Merakla Octavian'ın kucağından başımı kaldırdım. Yüzüne bakarken dizlerini altında toplayıp yatağa düzgünce yerleşip oturdu. "Yaraların iyileşmesi zaman alır." Burada Ignicia ile aramda olup bitenlere gönderme sezmiştim. Devam etti. "Zaman, bazenleri insanlara üstün olduğunu hatırlatmak ister. Her şeyi elinde tutan tatlı hükümdar, her şeyin elinde olduğu düşüncesine kapıldığı ve sorumluluklarının altında ezildiği anda; zaman bunu kişisel algılar. Hükümdarı öyle zor bir duruma sokar ki hükümdar, elinde tuttuğu bütün bu şeyleri zamanın ellerine teslim etmekten başka seçeneği olmadığını görmek zorundadır. Hükümdarın tüm yetkileri ve gücü, aslında zamanın yalayıp yutacağı küçük lokmalardan ibarettir. Güzel ve kötü şeyler, insanlar ve tanrılar; her şey zamanla erir, silikleşir." Önüne eğilip eteklerini düzeltti. "Zamanın eline bıraktığında bazı yaraların da silikleştiğini görürsün. Zaman, her zaman en iyi merhemdir."  

"Bırak." 

"Zamana karşı durduğun sürece sana elindekilerin aslında sana ait olmadığını hatırlatmaktan başka bir şey yapmayacak. Zamanla birlikte ak, Ser." Elini kucağıma koydu. "Etrafında taşkınca akan suyun serinliğini hisset, kendini suya bırak. Kim bilir, belki de varmak istediğin yer ırmağın sonunda yatıyordur." Yüzüme baktı. Elini yanağıma yerleştirip akan gözyaşını sildi. "Seni anlıyorum ama bir süre dinlenmezse bir daha asla hareket edemezsin.

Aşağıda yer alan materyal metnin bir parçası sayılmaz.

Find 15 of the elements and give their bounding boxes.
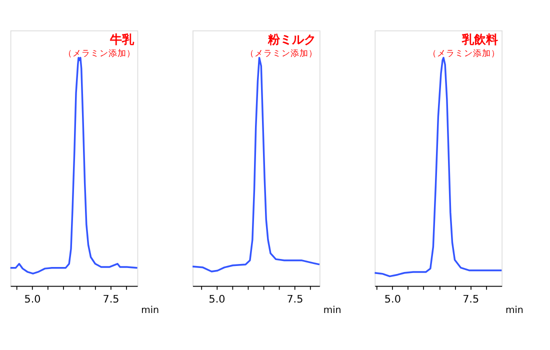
chart-subtitle: （メラミン添加） bbox=[428, 48, 500, 60]
chart-title: 粉ミルク bbox=[267, 32, 316, 46]
x-axis-title: min bbox=[506, 305, 524, 316]
x-axis-title: min bbox=[141, 305, 160, 316]
chart-title: 牛乳 bbox=[108, 32, 135, 46]
x-tick-label: 5.0 bbox=[384, 294, 401, 306]
chart-title: 乳飲料 bbox=[461, 32, 498, 46]
x-axis-title: min bbox=[323, 305, 342, 316]
x-tick-label: 7.5 bbox=[286, 294, 304, 306]
x-tick-label: 5.0 bbox=[208, 294, 226, 306]
x-tick-label: 5.0 bbox=[24, 294, 41, 306]
x-tick-label: 7.5 bbox=[462, 294, 480, 306]
chart-subtitle: （メラミン添加） bbox=[64, 48, 136, 60]
x-tick-label: 7.5 bbox=[102, 294, 120, 306]
chart-subtitle: （メラミン添加） bbox=[246, 48, 318, 60]
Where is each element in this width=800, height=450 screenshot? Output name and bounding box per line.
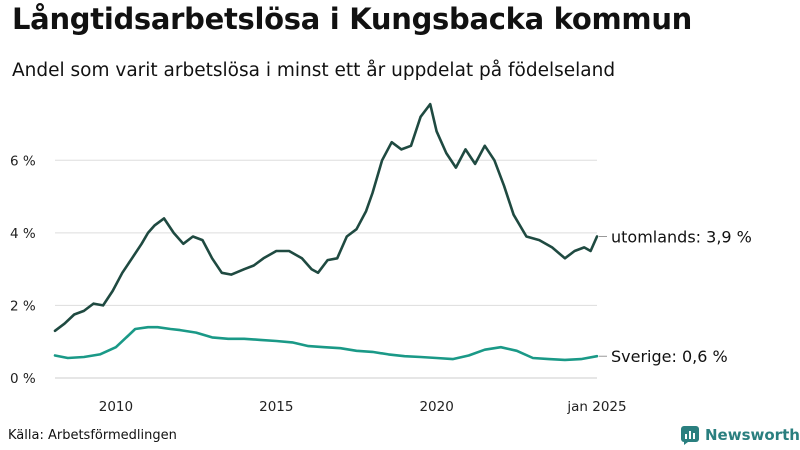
y-tick-label: 2 % <box>10 298 36 314</box>
y-tick-label: 0 % <box>10 371 36 387</box>
end-label-utomlands: utomlands: 3,9 % <box>611 228 752 247</box>
series-line-sverige <box>53 325 599 362</box>
y-tick-label: 6 % <box>10 153 36 169</box>
brand-name: Newsworthy <box>705 426 800 444</box>
x-tick-label: 2020 <box>419 399 453 415</box>
y-tick-label: 4 % <box>10 226 36 242</box>
end-label-sverige: Sverige: 0,6 % <box>611 347 728 366</box>
series-line-utomlands <box>53 102 599 333</box>
source-note: Källa: Arbetsförmedlingen <box>8 428 177 443</box>
x-tick-label: jan 2025 <box>566 399 626 415</box>
chart-subtitle: Andel som varit arbetslösa i minst ett å… <box>12 60 616 81</box>
x-tick-label: 2015 <box>259 399 293 415</box>
newsworthy-icon <box>681 426 699 445</box>
chart-title: Långtidsarbetslösa i Kungsbacka kommun <box>12 2 693 36</box>
newsworthy-logo: Newsworthy <box>680 425 800 445</box>
x-tick-label: 2010 <box>99 399 133 415</box>
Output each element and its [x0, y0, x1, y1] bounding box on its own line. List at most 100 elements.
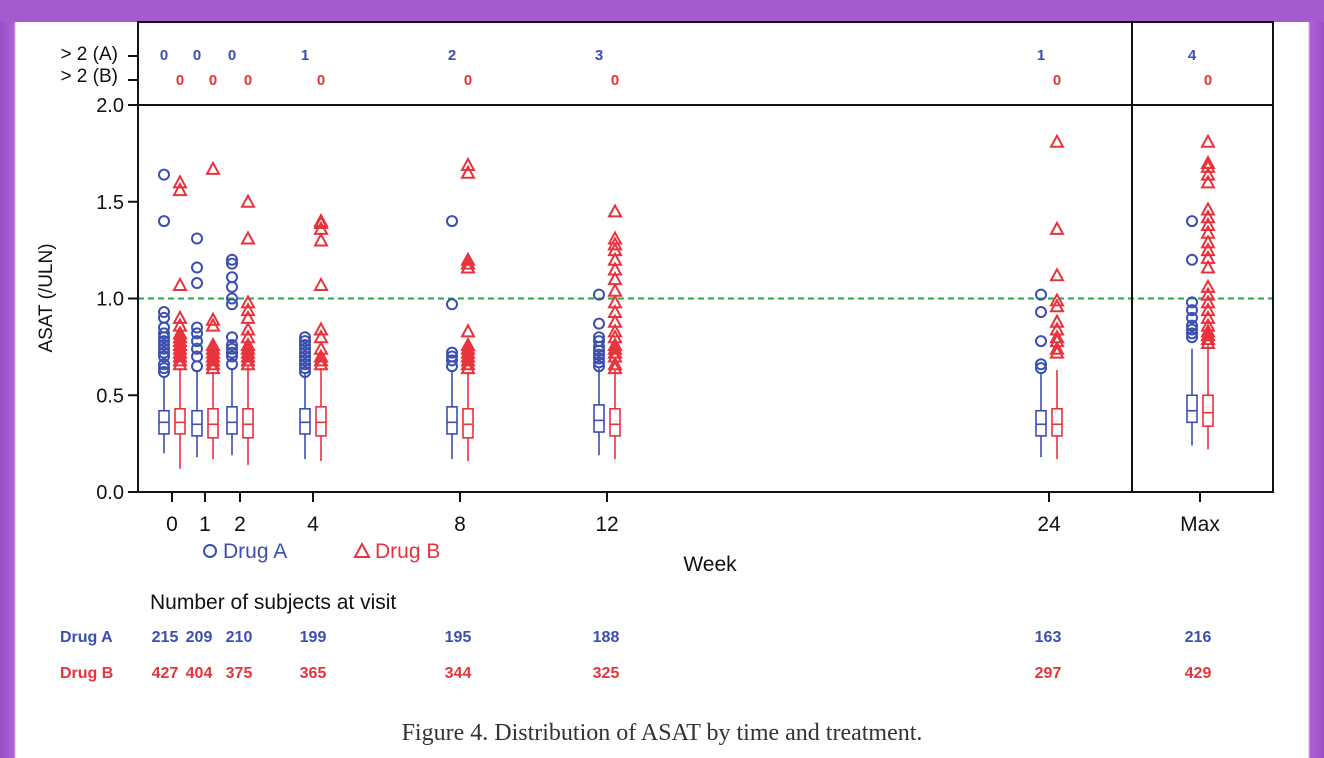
- outlier-circle-drug-a: [1186, 304, 1198, 317]
- outlier-triangle-drug-b: [1200, 259, 1216, 274]
- outlier-triangle-drug-b: [205, 360, 221, 375]
- outlier-triangle-drug-b: [1049, 267, 1065, 282]
- outlier-circle-drug-a: [1186, 319, 1198, 332]
- subjects-table-values: 215 209 210 199 195 188 163 216 427 404 375 365 344 3…: [152, 629, 1212, 682]
- outlier-triangle-drug-b: [240, 336, 256, 351]
- subjects-count-drug-a: 210: [226, 629, 253, 646]
- box-drug-a: [593, 404, 605, 433]
- outlier-triangle-drug-b: [1049, 313, 1065, 328]
- outlier-triangle-drug-b: [240, 302, 256, 317]
- box-drug-a: [299, 407, 311, 435]
- outlier-triangle-drug-b: [1200, 278, 1216, 293]
- above-limit-label-b: > 2 (B): [60, 66, 118, 87]
- outlier-circle-drug-a: [593, 360, 605, 373]
- outlier-circle-drug-a: [1186, 296, 1198, 309]
- outlier-triangle-drug-b: [205, 352, 221, 367]
- y-tick-label: 1.5: [96, 192, 124, 214]
- outlier-triangle-drug-b: [460, 360, 476, 375]
- legend-marker-drug-b: [353, 541, 371, 558]
- outlier-triangle-drug-b: [607, 261, 623, 276]
- x-tick-label: 1: [199, 513, 211, 536]
- outlier-triangle-drug-b: [172, 336, 188, 351]
- outlier-circle-drug-a: [1035, 335, 1047, 348]
- outlier-triangle-drug-b: [460, 323, 476, 338]
- outlier-circle-drug-a: [1035, 306, 1047, 319]
- outlier-circle-drug-a: [593, 348, 605, 361]
- subjects-count-drug-b: 427: [152, 665, 179, 682]
- outlier-triangle-drug-b: [607, 323, 623, 338]
- outlier-circle-drug-a: [191, 277, 203, 290]
- outlier-circle-drug-a: [191, 232, 203, 245]
- box-drug-b: [315, 406, 327, 437]
- outlier-triangle-drug-b: [172, 344, 188, 359]
- outlier-circle-drug-a: [1186, 327, 1198, 340]
- box-drug-b: [174, 407, 186, 435]
- above-limit-count-drug-a: 0: [228, 47, 236, 64]
- subjects-count-drug-a: 215: [152, 629, 179, 646]
- outlier-circle-drug-a: [226, 342, 238, 355]
- outlier-triangle-drug-b: [1200, 216, 1216, 231]
- outlier-triangle-drug-b: [172, 356, 188, 371]
- outlier-circle-drug-a: [226, 331, 238, 344]
- above-limit-count-drug-a: 4: [1188, 47, 1197, 64]
- y-tick-label: 1.0: [96, 289, 124, 311]
- outlier-triangle-drug-b: [205, 311, 221, 326]
- outlier-triangle-drug-b: [240, 321, 256, 336]
- outlier-triangle-drug-b: [240, 193, 256, 208]
- outlier-circle-drug-a: [158, 338, 170, 351]
- y-tick-label: 0.0: [96, 482, 124, 504]
- subjects-count-drug-b: 429: [1185, 665, 1212, 682]
- x-tick-label: 12: [595, 513, 618, 536]
- outlier-circle-drug-a: [191, 360, 203, 373]
- outlier-triangle-drug-b: [313, 329, 329, 344]
- outlier-triangle-drug-b: [1200, 317, 1216, 332]
- subjects-row-label-drug-b: Drug B: [60, 665, 113, 682]
- outlier-circle-drug-a: [226, 346, 238, 359]
- outlier-triangle-drug-b: [607, 336, 623, 351]
- legend-label-drug-a: Drug A: [223, 540, 287, 563]
- outlier-circle-drug-a: [299, 354, 311, 367]
- outlier-circle-drug-a: [158, 311, 170, 324]
- outlier-triangle-drug-b: [1200, 209, 1216, 224]
- box-drug-b: [1051, 407, 1063, 437]
- outlier-circle-drug-a: [226, 292, 238, 305]
- outlier-circle-drug-a: [446, 298, 458, 311]
- outlier-circle-drug-a: [191, 327, 203, 340]
- x-axis-ticks: 0 1 2 4 8 12 24 Max: [166, 492, 1220, 536]
- above-limit-count-drug-a: 0: [160, 47, 168, 64]
- subjects-count-drug-b: 404: [186, 665, 213, 682]
- outlier-triangle-drug-b: [460, 255, 476, 270]
- outlier-triangle-drug-b: [313, 213, 329, 228]
- outlier-circle-drug-a: [299, 358, 311, 371]
- outlier-triangle-drug-b: [1200, 334, 1216, 350]
- subjects-table-title: Number of subjects at visit: [150, 591, 396, 614]
- subjects-count-drug-a: 209: [186, 629, 213, 646]
- box-drug-b: [609, 407, 621, 437]
- subjects-count-drug-a: 163: [1035, 629, 1062, 646]
- outlier-circle-drug-a: [593, 356, 605, 369]
- outlier-circle-drug-a: [299, 350, 311, 363]
- x-tick-label: 8: [454, 513, 466, 536]
- outlier-triangle-drug-b: [460, 336, 476, 351]
- outlier-circle-drug-a: [299, 342, 311, 355]
- outlier-triangle-drug-b: [1049, 220, 1065, 235]
- x-tick-label: 24: [1037, 513, 1061, 536]
- outlier-triangle-drug-b: [1200, 174, 1216, 189]
- outlier-triangle-drug-b: [1200, 224, 1216, 239]
- above-limit-count-drug-b: 0: [1204, 72, 1212, 89]
- outlier-triangle-drug-b: [172, 309, 188, 324]
- outlier-triangle-drug-b: [1200, 331, 1216, 346]
- subjects-count-drug-b: 325: [593, 665, 620, 682]
- outlier-circle-drug-a: [226, 280, 238, 293]
- outlier-circle-drug-a: [191, 342, 203, 355]
- above-limit-count-drug-a: 1: [301, 47, 309, 64]
- outlier-circle-drug-a: [446, 215, 458, 228]
- outlier-circle-drug-a: [299, 335, 311, 348]
- outlier-triangle-drug-b: [1200, 294, 1216, 309]
- outlier-circle-drug-a: [299, 366, 311, 379]
- outlier-triangle-drug-b: [607, 348, 623, 363]
- outlier-triangle-drug-b: [607, 360, 623, 375]
- box-drug-a: [446, 406, 458, 435]
- outlier-triangle-drug-b: [607, 230, 623, 245]
- outlier-triangle-drug-b: [1049, 344, 1065, 359]
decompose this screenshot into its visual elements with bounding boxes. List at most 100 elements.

Bırakmayı öğrenmen gerekiyor kızım, bu seferki dersin bu olduğu kanaatindeyim." "Zamanın yarayı sarmasına izin ver." İkna olmuştum. "Peki ya Ignicia? Ne yapmam gerekiyor?" Bunu sormamı beklediğini belli eder şekilde gülümsüyordu. Utanıp başımı çevirdim. "Yapmak istediğini." Yataktan kalktı. "Bu konuda da duyguların mantığının önüne geçerken bırakman gerekiyor, majesteleri. Mantıklı olan duygularını dinlemek." Arkamdaki yastığı düzeltti. Üstüme eğilip fısıldadı: "Ne zaman ihtiyacın olursa yanındayım, sen benim kızımsın. Seni ben büyüttüm." Doğruldu. Kapıdan çıkarken yeniden baş şifacı olmuştu. "Omzunuza dikkat edin, hareket etmeyin efendim. Yarın tekrar kontrol edeceğim." Son kez döndü: "Ha bir de, sakın yüzmeyi aklınızdan geçirmeyin." Tehditkar bir biçimde son kez bana baktı, kapı arkasından kapanırken gülümsedim. Düşüncelerle tekrar, baş başaydım. 

Bir süre sonra kapı tıklatıldı. Düşüncelerden sıyrılıp yatakta dikleştim. "Gelebilirsiniz."

İki hizmetli kadın içeri girdi. Birinin elindeki metal, mengeneli alet dikkatimi çekmişti. "Bu nedir?"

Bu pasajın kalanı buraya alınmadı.